Towards Stable Cross-Domain Depression Recognition under Missing Modalities
Jiuyi Chen, Mingkui Tan, Haifeng Lu, Qiuna Xu, Zhihua Wang, Runhao Zeng, Xiping Hu
TL;DR
This work introduces SCD-MLLM, a unified cross-domain multimodal depression recognition framework built on a Large Language Model backbone. It tackles cross-dataset heterogeneity and missing modalities via the Multi-Source Data Input Adapter (MDIA) and Modality-Aware Adaptive Fusion Module (MAFM), with a Multi-Cue Fusion Video Encoder to standardize visual cues. Extensive cross-dataset experiments on CMDC, AVEC2014, DAIC-WOZ, DVlog, and EATD demonstrate superior cross-domain generalization, robustness to missing modalities, and competitive performance against state-of-the-art and commercial LLMs. The approach delivers a practical, scalable solution for real-world depression screening across diverse data sources and modalities.
Abstract
Depression poses serious public health risks, including suicide, underscoring the urgency of timely and scalable screening. Multimodal automatic depression detection (ADD) offers a promising solution; however, widely studied audio- and video-based ADD methods lack a unified, generalizable framework for diverse depression recognition scenarios and show limited stability to missing modalities, which are common in real-world data. In this work, we propose a unified framework for Stable Cross-Domain Depression Recognition based on Multimodal Large Language Model (SCD-MLLM). The framework supports the integration and processing of heterogeneous depression-related data collected from varied sources while maintaining stability in the presence of incomplete modality inputs.
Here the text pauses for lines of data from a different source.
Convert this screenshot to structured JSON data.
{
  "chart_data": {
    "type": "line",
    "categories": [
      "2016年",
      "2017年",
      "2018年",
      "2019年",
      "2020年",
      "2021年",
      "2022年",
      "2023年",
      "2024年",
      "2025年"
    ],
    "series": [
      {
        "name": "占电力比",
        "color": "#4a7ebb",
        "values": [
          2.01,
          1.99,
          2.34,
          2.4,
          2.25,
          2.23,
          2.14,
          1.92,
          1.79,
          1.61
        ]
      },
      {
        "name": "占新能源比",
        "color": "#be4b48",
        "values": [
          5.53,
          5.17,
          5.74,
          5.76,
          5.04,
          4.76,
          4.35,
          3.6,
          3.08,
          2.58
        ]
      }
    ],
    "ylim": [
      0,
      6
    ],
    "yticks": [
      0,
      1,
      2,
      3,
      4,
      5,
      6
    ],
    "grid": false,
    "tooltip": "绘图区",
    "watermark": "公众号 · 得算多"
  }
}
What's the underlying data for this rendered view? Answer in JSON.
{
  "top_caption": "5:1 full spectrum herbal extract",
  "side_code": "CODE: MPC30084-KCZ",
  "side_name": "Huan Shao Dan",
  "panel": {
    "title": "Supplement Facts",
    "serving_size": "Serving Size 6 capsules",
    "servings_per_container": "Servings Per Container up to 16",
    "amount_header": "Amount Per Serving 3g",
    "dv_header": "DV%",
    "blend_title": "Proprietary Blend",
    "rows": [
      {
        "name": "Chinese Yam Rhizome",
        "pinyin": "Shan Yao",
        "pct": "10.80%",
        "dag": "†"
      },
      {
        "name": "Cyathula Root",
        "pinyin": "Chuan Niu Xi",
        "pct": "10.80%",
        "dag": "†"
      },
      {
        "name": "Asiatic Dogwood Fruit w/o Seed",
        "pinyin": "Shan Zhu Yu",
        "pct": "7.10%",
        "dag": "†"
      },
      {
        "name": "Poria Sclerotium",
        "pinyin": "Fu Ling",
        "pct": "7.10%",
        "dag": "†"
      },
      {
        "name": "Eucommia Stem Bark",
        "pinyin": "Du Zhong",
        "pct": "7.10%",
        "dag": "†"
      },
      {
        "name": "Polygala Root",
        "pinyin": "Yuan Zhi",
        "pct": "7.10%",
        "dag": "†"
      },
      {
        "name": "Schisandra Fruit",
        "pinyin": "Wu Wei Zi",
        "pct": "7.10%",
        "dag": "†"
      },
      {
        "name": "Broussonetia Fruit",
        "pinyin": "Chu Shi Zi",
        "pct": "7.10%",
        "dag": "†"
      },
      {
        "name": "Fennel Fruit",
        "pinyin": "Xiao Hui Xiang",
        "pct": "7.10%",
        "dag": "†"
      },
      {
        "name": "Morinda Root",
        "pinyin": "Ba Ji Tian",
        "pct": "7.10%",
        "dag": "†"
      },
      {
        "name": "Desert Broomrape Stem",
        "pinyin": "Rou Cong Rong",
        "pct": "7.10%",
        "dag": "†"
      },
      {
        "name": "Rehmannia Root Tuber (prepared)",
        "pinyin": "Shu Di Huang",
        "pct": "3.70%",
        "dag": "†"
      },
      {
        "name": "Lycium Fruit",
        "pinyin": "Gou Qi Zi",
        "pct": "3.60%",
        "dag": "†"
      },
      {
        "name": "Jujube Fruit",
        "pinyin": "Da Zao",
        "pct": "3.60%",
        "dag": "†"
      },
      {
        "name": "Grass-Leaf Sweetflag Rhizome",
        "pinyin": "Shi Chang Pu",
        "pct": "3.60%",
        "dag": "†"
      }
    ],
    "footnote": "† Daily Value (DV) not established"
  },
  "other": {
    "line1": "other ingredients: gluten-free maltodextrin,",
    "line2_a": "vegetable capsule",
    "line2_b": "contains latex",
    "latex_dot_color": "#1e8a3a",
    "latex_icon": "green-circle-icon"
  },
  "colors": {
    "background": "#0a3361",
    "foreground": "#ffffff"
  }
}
Specifically, SCD-MLLM introduces two key components: (i) Multi-Source Data Input Adapter (MDIA), which employs masking mechanism and task-specific prompts to transform heterogeneous depression-related inputs into uniform token sequences, addressing inconsistency across diverse data sources; (ii) Modality-Aware Adaptive Fusion Module (MAFM), which adaptively integrates audio and visual features via a shared projection mechanism, enhancing resilience under missing modality conditions. e conduct comprehensive experiments under multi-dataset joint training settings on five publicly available and heterogeneous depression datasets from diverse scenarios: CMDC, AVEC2014, DAIC-WOZ, DVlog, and EATD. Across both complete and partial modality settings, SCD-MLLM outperforms state-of-the-art (SOTA) models as well as leading commercial LLMs (Gemini and GPT), demonstrating superior cross-domain generalization, enhanced ability to capture multimodal cues of depression, and strong stability to missing modality cases in real-world applications.